День еще не кончился, но трудовой день кончился, и можно было идти в свою палатку. И все же Спартак Остроухов, не снимая белого халата с подкатанными рукавами, оставался в этой, тоже своей, палатке, к брезенту которой была пришита у входа белая холстина с красным крестом и в которой резко пахло лекарствами. Весь день он врачевал раны, смазывал и бинтовал, вскрывал нарывы, поил микстурой, измерял температуру — и вот теперь, когда остался один, ощутил, как устал. Это случалось с ним всегда к вечеру, и он знал, что посидит еще немного в палатке — и все пройдет, а завтра снова закружит голову суматошный день.

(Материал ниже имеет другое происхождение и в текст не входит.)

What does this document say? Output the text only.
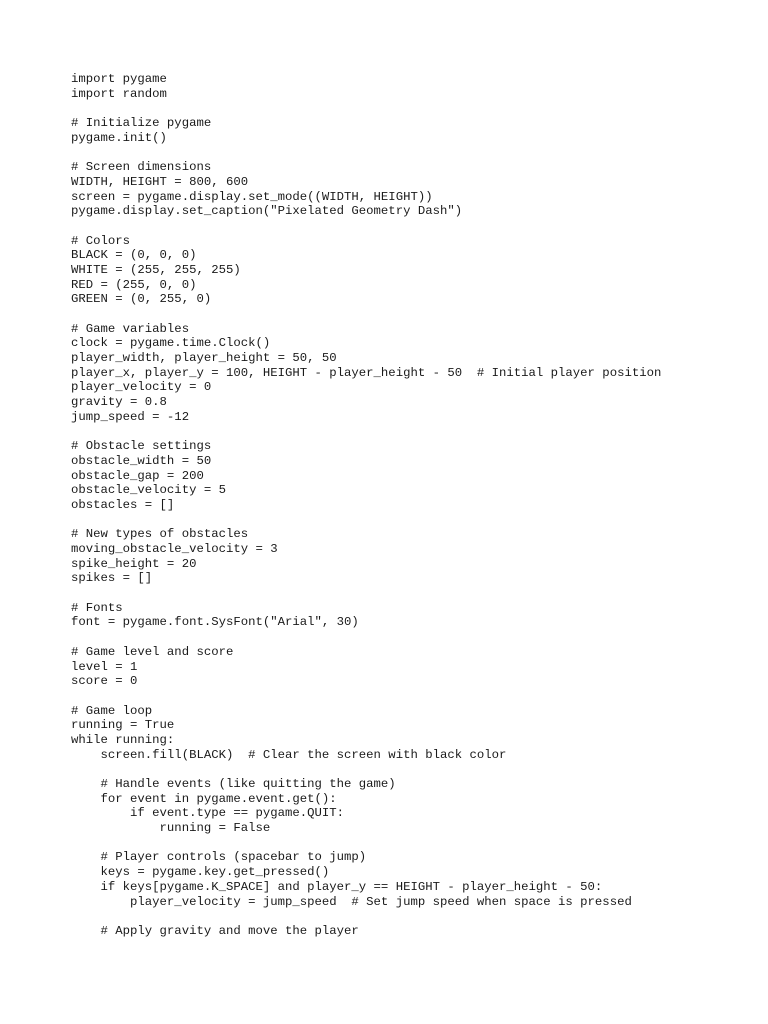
import pygame
import random
# Initialize pygame
pygame.init()
# Screen dimensions
WIDTH, HEIGHT = 800, 600
screen = pygame.display.set_mode((WIDTH, HEIGHT))
pygame.display.set_caption("Pixelated Geometry Dash")
# Colors
BLACK = (0, 0, 0)
WHITE = (255, 255, 255)
RED = (255, 0, 0)
GREEN = (0, 255, 0)
# Game variables
clock = pygame.time.Clock()
player_width, player_height = 50, 50
player_x, player_y = 100, HEIGHT - player_height - 50  # Initial player position
player_velocity = 0
gravity = 0.8
jump_speed = -12
# Obstacle settings
obstacle_width = 50
obstacle_gap = 200
obstacle_velocity = 5
obstacles = []
# New types of obstacles
moving_obstacle_velocity = 3
spike_height = 20
spikes = []
# Fonts
font = pygame.font.SysFont("Arial", 30)
# Game level and score
level = 1
score = 0
# Game loop
running = True
while running:
screen.fill(BLACK)  # Clear the screen with black color
# Handle events (like quitting the game)
for event in pygame.event.get():
if event.type == pygame.QUIT:
running = False
# Player controls (spacebar to jump)
keys = pygame.key.get_pressed()
if keys[pygame.K_SPACE] and player_y == HEIGHT - player_height - 50:
player_velocity = jump_speed  # Set jump speed when space is pressed
# Apply gravity and move the player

Он вспомнил о Володе Костебелове, о его нынешнем дальнем рейсе. И вот сейчас, когда суматошный трудовой день все еще шумел в ушах, Спартак представил его ясные глаза, открытое лицо и мысленно как бы подмигнул ему: «Ну-ну, возвращайся поскорее из Алжира». Он имел право беспокоиться, он был старшим, он отвечал за Володю на тревожной алжирской земле, где и теперь в горах скрываются контрреволюционеры и жгут ночами костры, да и нужен, нужен был ему этот родной человек, всегда шумно и подробно делящийся с ним событиями дня — событиями, которые ему, Володе, помогают расти и взрослеть. Он любил, конечно же, любил Володю Костебелова, как и любил арабчонка Омара, наших Генку Стружака, Генку Леднева, немца Ивана Рунке.

И только он припомнил одного из них, как Иван Рунке просунул в палатку голову и руки, точно пытаясь нырнуть, сутулящийся, чем-то напоминающий большого кузнечика.

— А Володя где? — робко спросил он на чистом русском языке.

Был он из тех немцев, чьи родители во время войны замучены в гестапо. Звали его Иоганном. Но, прибыв в студенческий лагерь и познакомившись с русскими. Рунке отзывался на свое имя по-русски и учит, учит, учит язык, который был дорог его отцу с матерью, наверное.

Спартак взбил короткие белокурые, как перышки, волосы и попытался придумать в ответ что-нибудь озорное, веселое, ну хотя бы: «Пирует наш друг и крутит любовь в Алжире». Но Ваня Рунке сам знал о чертовски трудных дорогах в горах и потому спросил уже о самом Спартаке:

— Что-нибудь забыли поработать?

— Ага, забыл, Ваня, забыл, дружок, — серьезно посматривая на него, начал Спартак и уж не мог отделаться от мысли, что часто Рунке напоминает ему ту, Отечественную войну, которую Спартак не видел, но знал по горю матери и всех других матерей.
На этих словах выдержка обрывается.